Anatomy of a Right-wing Smear Campaign, Volume One
What's truly troubling is that the baseless allegations toward Wisconsin Jobs Now ever became news in the first place.
On Tuesday, the community and labor group Wisconsin Jobs Now was cleared of wrongdoing during this summer’s recall elections against Senate Republicans. What’s truly troubling is that the baseless allegations ever became news in the first place.
Here’s what went down.
On August 1, a week before the recall election against Republican Senator Alberta Darling, the right-wing group Media Trackers issued an “exclusive” report claiming Wisconsin Jobs Now was caught engaging in allegedly illegal behavior by an anonymous source.
WisPolitics reported this on Tuesday:
[District Attorney Bruce Landgraf] noted in his letter that the investigation was initiated because Brian Sikma, the person who issued a Media Trackers press release based on the allegations, refused to cooperate.
So immediately after issuing the press release leveling serious allegations against an ideological opponent, Media Trackers failed to cooperate with the DA in charge of investigating the activity.
Then this:
Later, Bill Osmulski, a representative of the MacIver Institute, provided Landgraf’s office with the name of the witness to the Wisconsin Jobs Now activities, Collin Roth.
It’s unclear from the DA’s official report if it was actually Osmulski (from another right-wing front group, the MacIver Institute) who revealed the source’s identity, but it’s important to note that Roth is in fact a Media Trackers operative.
Then came the bombshell:
Q: All right. Did anyone tell you that in order to get a ticket for food you had to sign up to vote?
[Roth] A: No, not explicity.
…
Q: Do you have any other information that you could offer that would shed some light on this…?
A: …I can’t say if that was a necessary or that was explicit that one had to sign in and get in the van to take the food or the ticket
In other words, Media Trackers’s anonymous source knew the pro-union Wisconsin Jobs Now group did not engage in illegal activity. But that didn’t stop Media Trackers from “reporting” otherwise.
So this begs the question: if Media Trackers wasn’t going to cooperate with investigators (perhaps because they knew the facts weren’t on their side), why did they ever bother issuing a press release making such serious allegations. Simple. They only needed to smear Wisconsin Jobs Now for the short period before the recall election. They didn’t need to win a court case, they just needed to win a media war. And win they did.
The press release, recycled immediately by the MacIver Insititute with added opinion from conservative lawyer Rick Esenberg, obviously caught the attention of conservative talk show hosts like WTMJ’s Charlie Sykes, but the then-uninvestigated allegations even made the front page of Milwaukee Journal Sentinel’s local section with the headline “Voter ‘block parties’ probed; It’s illegal to combine free food, transit to polls.” The same day an Associated Press headline read, “GOP files complaint against Democrat Pasch”.

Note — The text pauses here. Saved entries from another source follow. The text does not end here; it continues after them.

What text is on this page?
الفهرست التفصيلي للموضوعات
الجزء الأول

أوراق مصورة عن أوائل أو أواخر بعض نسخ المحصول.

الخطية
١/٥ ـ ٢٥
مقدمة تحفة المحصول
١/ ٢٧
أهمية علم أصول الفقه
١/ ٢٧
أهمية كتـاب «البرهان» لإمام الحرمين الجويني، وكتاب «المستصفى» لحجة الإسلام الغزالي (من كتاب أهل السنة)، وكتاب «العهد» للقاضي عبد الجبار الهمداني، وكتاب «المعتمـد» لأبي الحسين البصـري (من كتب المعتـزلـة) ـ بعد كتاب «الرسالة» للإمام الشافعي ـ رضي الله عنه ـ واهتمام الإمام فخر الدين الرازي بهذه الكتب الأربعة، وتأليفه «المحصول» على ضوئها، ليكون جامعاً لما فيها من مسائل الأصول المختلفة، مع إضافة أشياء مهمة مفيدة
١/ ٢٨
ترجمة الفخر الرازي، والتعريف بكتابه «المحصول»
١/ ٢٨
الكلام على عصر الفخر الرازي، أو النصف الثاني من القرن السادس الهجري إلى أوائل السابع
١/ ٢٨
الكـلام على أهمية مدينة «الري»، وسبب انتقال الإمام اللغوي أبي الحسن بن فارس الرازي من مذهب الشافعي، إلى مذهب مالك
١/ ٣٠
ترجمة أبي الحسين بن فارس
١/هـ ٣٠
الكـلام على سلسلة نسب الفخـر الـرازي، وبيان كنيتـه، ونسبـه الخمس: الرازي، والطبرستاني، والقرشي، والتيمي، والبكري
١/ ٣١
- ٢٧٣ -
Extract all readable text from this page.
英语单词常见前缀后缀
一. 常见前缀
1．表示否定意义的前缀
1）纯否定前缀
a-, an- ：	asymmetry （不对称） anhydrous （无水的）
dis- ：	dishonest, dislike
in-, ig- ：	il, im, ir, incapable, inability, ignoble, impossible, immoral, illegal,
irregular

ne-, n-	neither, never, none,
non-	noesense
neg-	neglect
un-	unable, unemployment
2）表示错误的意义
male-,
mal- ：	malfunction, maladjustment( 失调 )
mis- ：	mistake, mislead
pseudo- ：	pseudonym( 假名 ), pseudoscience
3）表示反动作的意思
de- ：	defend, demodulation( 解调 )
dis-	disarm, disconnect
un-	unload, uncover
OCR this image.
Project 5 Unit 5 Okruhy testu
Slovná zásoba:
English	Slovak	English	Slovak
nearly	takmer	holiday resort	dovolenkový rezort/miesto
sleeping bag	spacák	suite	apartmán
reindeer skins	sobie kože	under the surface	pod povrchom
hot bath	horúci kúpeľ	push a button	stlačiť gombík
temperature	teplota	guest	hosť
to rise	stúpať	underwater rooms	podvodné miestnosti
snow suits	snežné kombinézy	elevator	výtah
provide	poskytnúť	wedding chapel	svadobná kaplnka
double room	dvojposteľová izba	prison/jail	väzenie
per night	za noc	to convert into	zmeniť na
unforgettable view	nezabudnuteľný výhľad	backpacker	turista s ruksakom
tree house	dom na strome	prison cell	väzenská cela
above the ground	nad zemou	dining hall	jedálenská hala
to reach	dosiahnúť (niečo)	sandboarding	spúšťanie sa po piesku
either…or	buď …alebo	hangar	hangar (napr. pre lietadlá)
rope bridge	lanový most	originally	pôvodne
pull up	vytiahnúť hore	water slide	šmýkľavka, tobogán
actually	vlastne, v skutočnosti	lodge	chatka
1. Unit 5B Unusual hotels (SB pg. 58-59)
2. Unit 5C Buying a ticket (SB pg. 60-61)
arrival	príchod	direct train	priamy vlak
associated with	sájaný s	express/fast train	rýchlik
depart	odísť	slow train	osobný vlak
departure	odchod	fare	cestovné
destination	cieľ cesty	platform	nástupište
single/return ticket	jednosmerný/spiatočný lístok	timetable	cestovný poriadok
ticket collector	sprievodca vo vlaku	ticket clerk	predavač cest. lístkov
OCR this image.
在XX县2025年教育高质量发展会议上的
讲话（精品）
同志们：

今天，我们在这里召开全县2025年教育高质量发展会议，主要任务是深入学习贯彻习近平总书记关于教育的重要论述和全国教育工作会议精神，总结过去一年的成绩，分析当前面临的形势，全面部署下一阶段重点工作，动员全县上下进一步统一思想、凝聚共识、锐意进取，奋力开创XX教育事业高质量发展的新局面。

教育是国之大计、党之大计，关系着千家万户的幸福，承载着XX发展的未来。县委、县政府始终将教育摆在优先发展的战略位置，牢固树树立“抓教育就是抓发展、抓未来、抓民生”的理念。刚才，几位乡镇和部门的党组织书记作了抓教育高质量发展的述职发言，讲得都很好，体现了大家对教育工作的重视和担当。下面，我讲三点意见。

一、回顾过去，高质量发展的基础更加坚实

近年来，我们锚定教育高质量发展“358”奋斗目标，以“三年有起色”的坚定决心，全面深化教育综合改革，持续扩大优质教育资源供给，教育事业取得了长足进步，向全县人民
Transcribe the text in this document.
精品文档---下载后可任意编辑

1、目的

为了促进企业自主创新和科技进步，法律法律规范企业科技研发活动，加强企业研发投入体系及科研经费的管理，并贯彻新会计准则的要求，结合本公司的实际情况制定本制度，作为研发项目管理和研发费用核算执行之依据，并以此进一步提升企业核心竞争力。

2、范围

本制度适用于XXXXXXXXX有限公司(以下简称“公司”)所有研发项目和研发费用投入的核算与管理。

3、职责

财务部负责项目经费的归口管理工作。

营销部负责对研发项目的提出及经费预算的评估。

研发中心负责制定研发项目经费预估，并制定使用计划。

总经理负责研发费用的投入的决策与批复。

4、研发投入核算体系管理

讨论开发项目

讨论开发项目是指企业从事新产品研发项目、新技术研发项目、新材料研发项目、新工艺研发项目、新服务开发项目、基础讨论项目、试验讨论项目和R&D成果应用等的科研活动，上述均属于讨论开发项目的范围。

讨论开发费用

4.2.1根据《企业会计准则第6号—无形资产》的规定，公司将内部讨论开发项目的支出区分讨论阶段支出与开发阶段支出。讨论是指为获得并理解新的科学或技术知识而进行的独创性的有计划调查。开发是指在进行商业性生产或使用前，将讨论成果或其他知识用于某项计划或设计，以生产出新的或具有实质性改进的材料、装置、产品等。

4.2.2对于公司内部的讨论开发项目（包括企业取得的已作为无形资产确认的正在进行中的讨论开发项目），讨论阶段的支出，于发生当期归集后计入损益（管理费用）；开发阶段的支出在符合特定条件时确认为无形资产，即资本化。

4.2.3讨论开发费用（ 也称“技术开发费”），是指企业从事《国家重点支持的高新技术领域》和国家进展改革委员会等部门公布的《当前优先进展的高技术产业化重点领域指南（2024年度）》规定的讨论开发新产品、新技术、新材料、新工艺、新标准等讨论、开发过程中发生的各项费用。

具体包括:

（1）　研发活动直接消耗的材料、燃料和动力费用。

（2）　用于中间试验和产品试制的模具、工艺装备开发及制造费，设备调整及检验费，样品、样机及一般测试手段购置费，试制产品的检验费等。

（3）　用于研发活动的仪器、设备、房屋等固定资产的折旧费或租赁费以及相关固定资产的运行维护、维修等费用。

The investigation into serious allegations took months, but the headlines lasted days, right up to Sen. Darling’s victory on August 9.
The political relationship between the two front groups, Media Trackers and MacIver Institute, pro-corporate spokespuppet Rick Esenberg, and conservative mouthpiece Charlie Sykes is perhaps not incidental. Their common denominator is the Bradley Foundation.
In November, the Milwaukee Journal Sentinel reported “With more than $600 million in assets, the Bradley Foundation provides a cornerstone for the conservative movement in Wisconsin and across America.” And not only does Bradley fund MacIver and Media Trackers, Sykes and Esenberg are both Bradey beneficiaries.
A similar story of widely circulated allegations and misinformation originating form Media Trackers unfolded recently when the group accused Sen. Lena Taylor and her mother of bribing underage, African American, citizens with cigarettes in exchange for signing a Scott Walker recall petition. Contrary to Media Trackers’s claims, the individuals were old enough to sign papers, and weren’t being bribed. (The only truth in their claims is that they were African American and signing recall papers.) Nevertheless, Media Trackers took their story to Sykes’s radio show, and the story was in the state’s largest media outlets within 24 hours.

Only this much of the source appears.